Discrimination à l’encontre des femmes parmi les demandeurs d’emploi et sur le lieu de travail

Auteur(s) : Assemblée parlementaire

Origine - Discussion par l’Assemblée le 27 avril 2005 (13e séance) (voir Doc. 10484, rapport de la commission sur l’égalité des chances pour les femmes et les hommes, rapporteuse: Mme Curdová). Texte adopté par l’Assemblée le 27 avril 2005 (13e séance).

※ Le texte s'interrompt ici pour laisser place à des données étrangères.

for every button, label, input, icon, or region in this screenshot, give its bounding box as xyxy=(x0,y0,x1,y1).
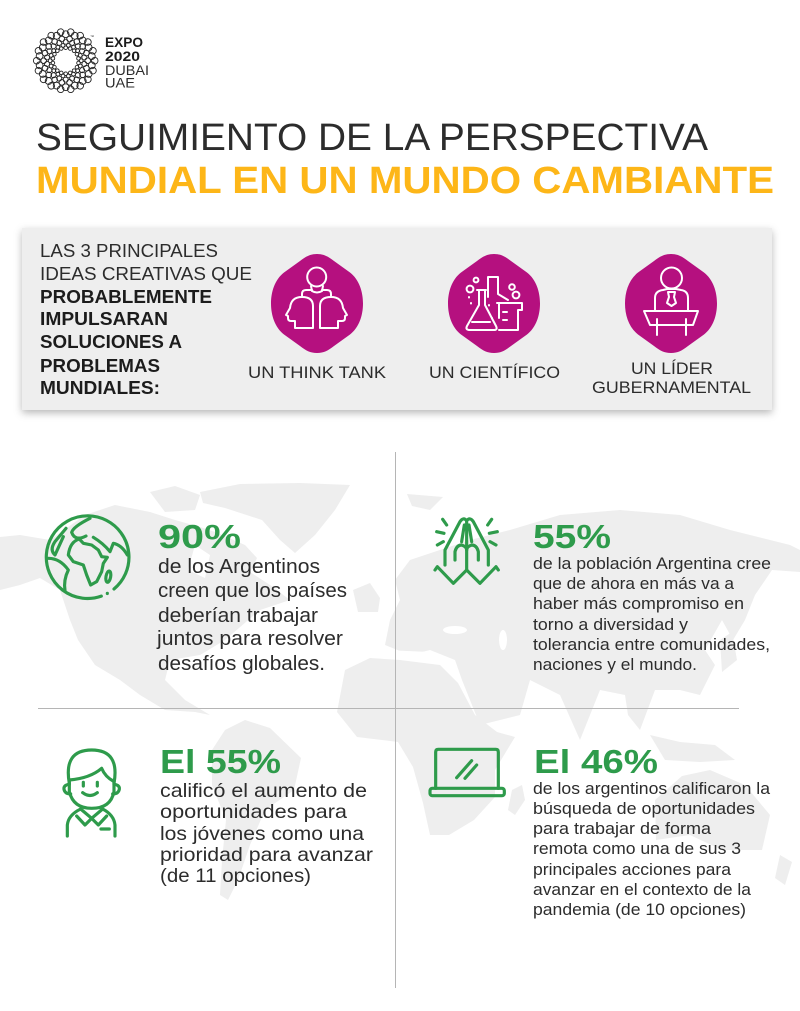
stat: 55% tolerance xyxy=(435,518,771,674)
text block: torno a diversidad y xyxy=(533,616,689,634)
text block: deberían trabajar xyxy=(158,605,318,627)
text block: de los Argentinos xyxy=(158,556,320,578)
label: un líder gubernamental: GUBERNAMENTAL xyxy=(592,378,751,397)
stat: 90%: 90% xyxy=(158,518,241,555)
stat: El 55% youth xyxy=(64,743,374,887)
world map background xyxy=(0,483,800,900)
text block: avanzar en el contexto de la xyxy=(533,881,752,899)
icon: think tank xyxy=(271,254,363,353)
icon: laptop xyxy=(430,749,504,796)
panel intro text: LAS 3 PRINCIPALES xyxy=(40,241,218,261)
logo: Expo 2020 Dubai xyxy=(24,21,149,101)
panel intro text: PROBABLEMENTE xyxy=(40,287,212,307)
text block: prioridad para avanzar xyxy=(160,844,374,866)
text block: remota como una de sus 3 xyxy=(533,840,741,858)
text block: de los argentinos calificaron la xyxy=(533,780,771,798)
panel intro text xyxy=(40,241,252,398)
logo wordmark: UAE xyxy=(105,74,135,90)
text block xyxy=(156,556,347,675)
icon: government leader at podium xyxy=(625,254,717,353)
text block xyxy=(160,780,374,887)
text block: creen que los países xyxy=(158,580,347,602)
text block: tolerancia entre comunidades, xyxy=(533,636,770,654)
title xyxy=(36,117,774,202)
stat: El 46% remote work xyxy=(430,743,771,919)
logo wordmark: ™ xyxy=(90,34,94,39)
text block: pandemia (de 10 opciones) xyxy=(533,901,746,919)
text block: de la población Argentina cree xyxy=(533,555,771,573)
label: un líder gubernamental xyxy=(592,359,751,397)
label: un líder gubernamental: UN LÍDER xyxy=(631,359,713,378)
logo emblem xyxy=(24,21,108,101)
text block: juntos para resolver xyxy=(156,628,343,650)
text block: calificó el aumento de xyxy=(160,780,367,802)
logo wordmark: EXPO xyxy=(105,34,143,50)
text block: haber más compromiso en xyxy=(533,595,744,613)
panel intro text: SOLUCIONES A xyxy=(40,332,182,352)
panel intro text: IMPULSARAN xyxy=(40,309,168,329)
text block xyxy=(533,780,771,919)
logo wordmark: 2020 xyxy=(105,48,140,64)
panel intro text: IDEAS CREATIVAS QUE xyxy=(40,264,252,284)
text block: oportunidades para xyxy=(160,801,347,823)
icon: praying hands xyxy=(435,519,498,583)
title: MUNDIAL EN UN MUNDO CAMBIANTE xyxy=(36,160,774,202)
text block: búsqueda de oportunidades xyxy=(533,800,755,818)
label: un científico: UN CIENTÍFICO xyxy=(429,363,560,382)
stat: El 46% remote work: El 46% xyxy=(534,743,658,780)
title: SEGUIMIENTO DE LA PERSPECTIVA xyxy=(36,117,709,159)
label: un think tank: UN THINK TANK xyxy=(248,363,387,382)
text block: para trabajar de forma xyxy=(533,820,712,838)
text block: desafíos globales. xyxy=(158,653,325,675)
icon: scientist flasks xyxy=(448,254,540,353)
logo wordmark: DUBAI xyxy=(105,62,149,78)
icon: young person xyxy=(64,750,119,836)
icon: globe xyxy=(46,516,129,598)
stat: 90% xyxy=(46,516,347,675)
text block: (de 11 opciones) xyxy=(160,865,311,887)
panel intro text: MUNDIALES: xyxy=(40,378,160,398)
logo wordmark xyxy=(90,34,149,90)
panel intro text: PROBLEMAS xyxy=(40,356,160,376)
text block: naciones y el mundo. xyxy=(533,656,697,674)
stat: El 55% youth: El 55% xyxy=(160,743,281,780)
stat: 55% tolerance: 55% xyxy=(533,518,611,555)
panel: top 3 creative ideas xyxy=(22,228,772,410)
text block: que de ahora en más va a xyxy=(533,575,735,593)
text block: principales acciones para xyxy=(533,861,732,879)
text block: los jóvenes como una xyxy=(160,823,364,845)
text block xyxy=(533,555,771,674)
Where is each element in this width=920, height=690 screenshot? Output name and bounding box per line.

1. Un des droits fondamentaux des femmes est de ne pas subir de discrimination parmi les demandeurs d’emploi et sur leur lieu de travail. Ce droit est consacré par le droit international, notamment par des conventions des Nations Unies, de l’Organisation internationale du travail (OIT) et par la Charte sociale européenne révisée, ainsi que par le droit national de tous les Etats membres du Conseil de l’Europe et par le droit communautaire. Malheureusement, la réalité n’est pas toujours conforme au droit et, même en Europe, les femmes continuent d’être victimes de multiples discriminations, tant parmi les demandeurs d’emploi que sur leur lieu de travail.
2. Le premier problème que rencontrent les femmes est la difficulté d’accès au marché de l’emploi. Dans la plupart des Etats membres du Conseil de l’Europe, le taux d’activité professionnelle des femmes est inférieur et leur taux de chômage supérieur à ceux des hommes – même s’il existe de fortes variations d’une région à l’autre. En général, les femmes sont bien plus nombreuses que les hommes à occuper des emplois à temps partiel (ce qui ne découle pas toujours d’un choix personnel) et beaucoup sont surqualifiées pour le poste qu’elles occupent. De plus, nombre de femmes sont ce que l’OIT appelle des «travailleurs découragés», à savoir des travailleurs qui n’entrent pas dans les statistiques du chômage de leur pays car ils ne recherchent pas activement un emploi, alors même qu’ils ont une réelle volonté de travailler, soit parce qu’ils pensent qu’ils n’en trouveront pas, soit parce qu’ils se heurtent à la discrimination ou à des barrières structurelles, sociales ou culturelles.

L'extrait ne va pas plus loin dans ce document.